- Education: University of Toronto
- Scientific career
- Thesis: Recombination, maturation and packaging of the bacteriophage T7 chromosome (1978)

= Shirleen Roeder =

American geneticist

Glenna Shirleen Roeder is a geneticist known for identifying and characterizing the yeast genes that regulate the process of meiosis with particular emphasis on synapsis.

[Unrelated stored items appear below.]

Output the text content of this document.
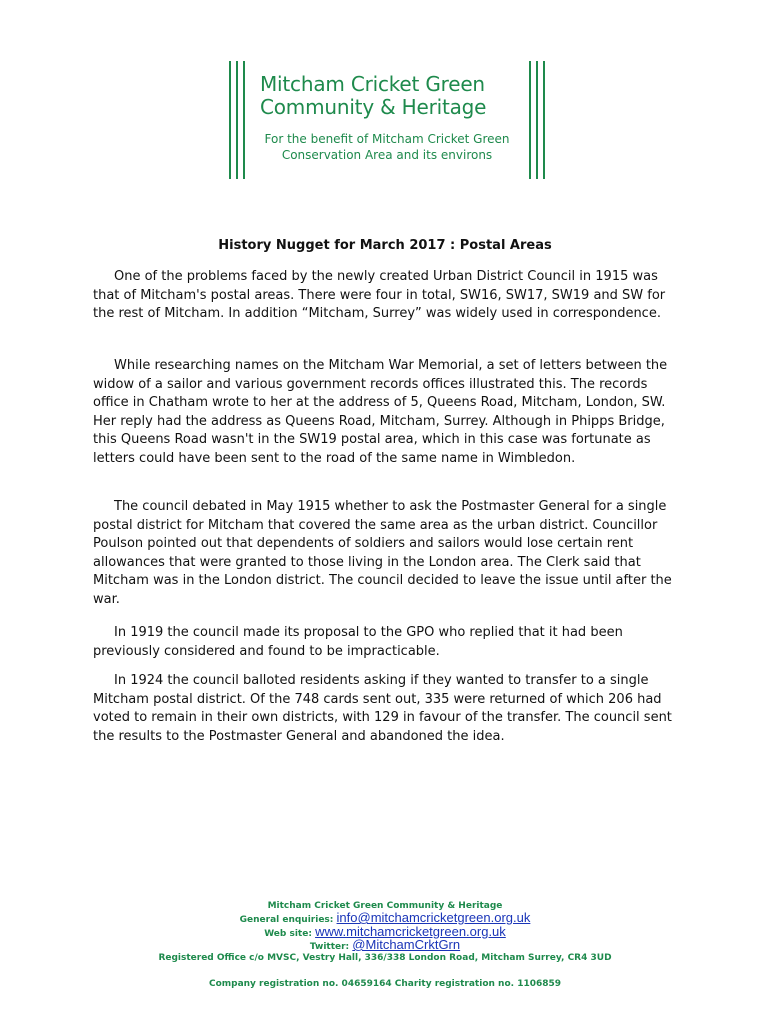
Mitcham Cricket Green
Community & Heritage
For the benefit of Mitcham Cricket Green
Conservation Area and its environs
History Nugget for March 2017 : Postal Areas

One of the problems faced by the newly created Urban District Council in 1915 was that of Mitcham's postal areas. There were four in total, SW16, SW17, SW19 and SW for the rest of Mitcham. In addition “Mitcham, Surrey” was widely used in correspondence.

While researching names on the Mitcham War Memorial, a set of letters between the widow of a sailor and various government records offices illustrated this. The records office in Chatham wrote to her at the address of 5, Queens Road, Mitcham, London, SW. Her reply had the address as Queens Road, Mitcham, Surrey. Although in Phipps Bridge, this Queens Road wasn't in the SW19 postal area, which in this case was fortunate as letters could have been sent to the road of the same name in Wimbledon.

The council debated in May 1915 whether to ask the Postmaster General for a single postal district for Mitcham that covered the same area as the urban district. Councillor Poulson pointed out that dependents of soldiers and sailors would lose certain rent allowances that were granted to those living in the London area. The Clerk said that Mitcham was in the London district. The council decided to leave the issue until after the war.

In 1919 the council made its proposal to the GPO who replied that it had been previously considered and found to be impracticable.

In 1924 the council balloted residents asking if they wanted to transfer to a single Mitcham postal district. Of the 748 cards sent out, 335 were returned of which 206 had voted to remain in their own districts, with 129 in favour of the transfer. The council sent the results to the Postmaster General and abandoned the idea.

Mitcham Cricket Green Community & Heritage
General enquiries: info@mitchamcricketgreen.org.uk
Web site: www.mitchamcricketgreen.org.uk
Twitter: @MitchamCrktGrn
Registered Office c/o MVSC, Vestry Hall, 336/338 London Road, Mitcham Surrey, CR4 3UD
Company registration no. 04659164 Charity registration no. 1106859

== Education and career ==
Roeder has a B.Sc. from Dalhousie University (1973) and earned her Ph.D. in 1978 from the University of Toronto. Following her Ph.D. she was a postdoctoral fellow at Cornell University before moving to the faculty at Yale University in 1981. In 2001 she was named the Eugene Higgins Professor of Genetics in the Molecular, Cellular, and Developmental Biology Department at Yale University. Roeder retired in 2012 and, as of 2021, she is Professor Emeritus at Yale University.

== Research ==
Roeder used budding yeast as a model system to examine meiosis. She discovered the Zip1 protein, and discovered two distinct processes that regulate the recombination between chromosomes in meiosis and also a process inhibiting recombination.

==Selected publications==
- Roeder, G. Shirleen (1997). "Meiotic chromosomes: it takes two to tango"
- Sym, Mary (1993). "ZIP1 is a synaptonemal complex protein required for meiotic chromosome synapsis"
- Roeder, G. Shirleen (2000). "The pachytene checkpoint"
- Ross-Macdonald, Petra (1994). "Mutation of a meiosis-specific MutS homolog decreases crossing over but not mismatch correction"

==Awards and honors==
In 1984, Roeder received a Young Investigator award from the National Science Foundation. She was named an HHMI investigator in 1997, and was elected to the National Academy of Sciences in 2009. In 2010, she was chosen as a Fellow of the American Association for the Advancement of Science and elected to the American Academy of Microbiology.